Di sinilah kesejahteraan seorang guru perlu dipertimbangkan. Karena guru
merupakan generasi pencetak bangsa.
Guru hanya menyampaikan apa yang ia ketahui tanpa mendapatkan
feedback dari anak didiknya. Sehingga siswa cenderung menelan begitu saja
informasi yang diterimanya. Apakah ini merupakan suatu pembelajaran yang
efektif ? Tentu saja tidak, karena siswa hanya sebagai penerima informasi,
bukan sebagai anak didik yang bisa mengembangkan ilmunya lebih luas lagi.

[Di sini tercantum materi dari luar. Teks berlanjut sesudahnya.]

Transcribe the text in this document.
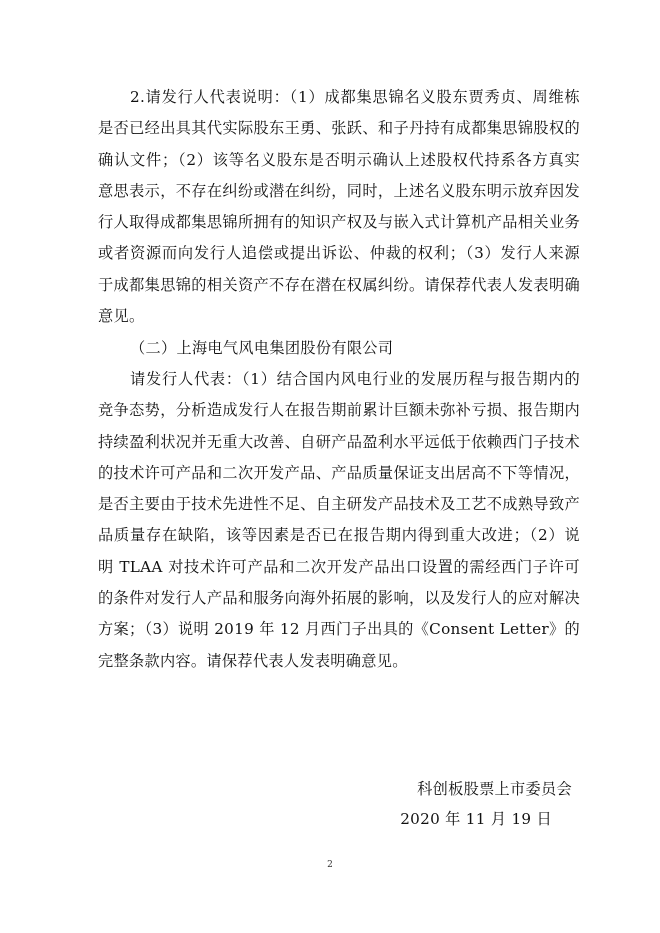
2.请发行人代表说明：（1）成都集思锦名义股东贾秀贞、周维栋是否已经出具其代实际股东王勇、张跃、和子丹持有成都集思锦股权的确认文件；（2）该等名义股东是否明示确认上述股权代持系各方真实意思表示，不存在纠纷或潜在纠纷，同时，上述名义股东明示放弃因发行人取得成都集思锦所拥有的知识产权及与嵌入式计算机产品相关业务或者资源而向发行人追偿或提出诉讼、仲裁的权利；（3）发行人来源于成都集思锦的相关资产不存在潜在权属纠纷。请保荐代表人发表明确意见。

（二）上海电气风电集团股份有限公司

请发行人代表：（1）结合国内风电行业的发展历程与报告期内的竞争态势，分析造成发行人在报告期前累计巨额未弥补亏损、报告期内持续盈利状况并无重大改善、自研产品盈利水平远低于依赖西门子技术的技术许可产品和二次开发产品、产品质量保证支出居高不下等情况，是否主要由于技术先进性不足、自主研发产品技术及工艺不成熟导致产品质量存在缺陷，该等因素是否已在报告期内得到重大改进；（2）说明 TLAA 对技术许可产品和二次开发产品出口设置的需经西门子许可的条件对发行人产品和服务向海外拓展的影响，以及发行人的应对解决方案；（3）说明 2019 年 12 月西门子出具的《Consent Letter》的完整条款内容。请保荐代表人发表明确意见。

科创板股票上市委员会
2020 年 11 月 19 日
2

Metode ceramah memang sangat baik diterapkan guna memberikan contoh dan
informasi yang akan disampaikan kepada siswa. Namun, metode ceramah ini
sebaiknya dilakukan pada saat yang tepat. Misalnya, pada saat diskusi, jika
ada siswa yang kurang mengerti maka siswa tersebut meminta penjelasan lebih
lanjut pada guru yang bersangkutan. Inilah saatnya guru memberikan ceramah
secara lengkap dan jelas mengenai mata pelajaran yang tidak dimengerti.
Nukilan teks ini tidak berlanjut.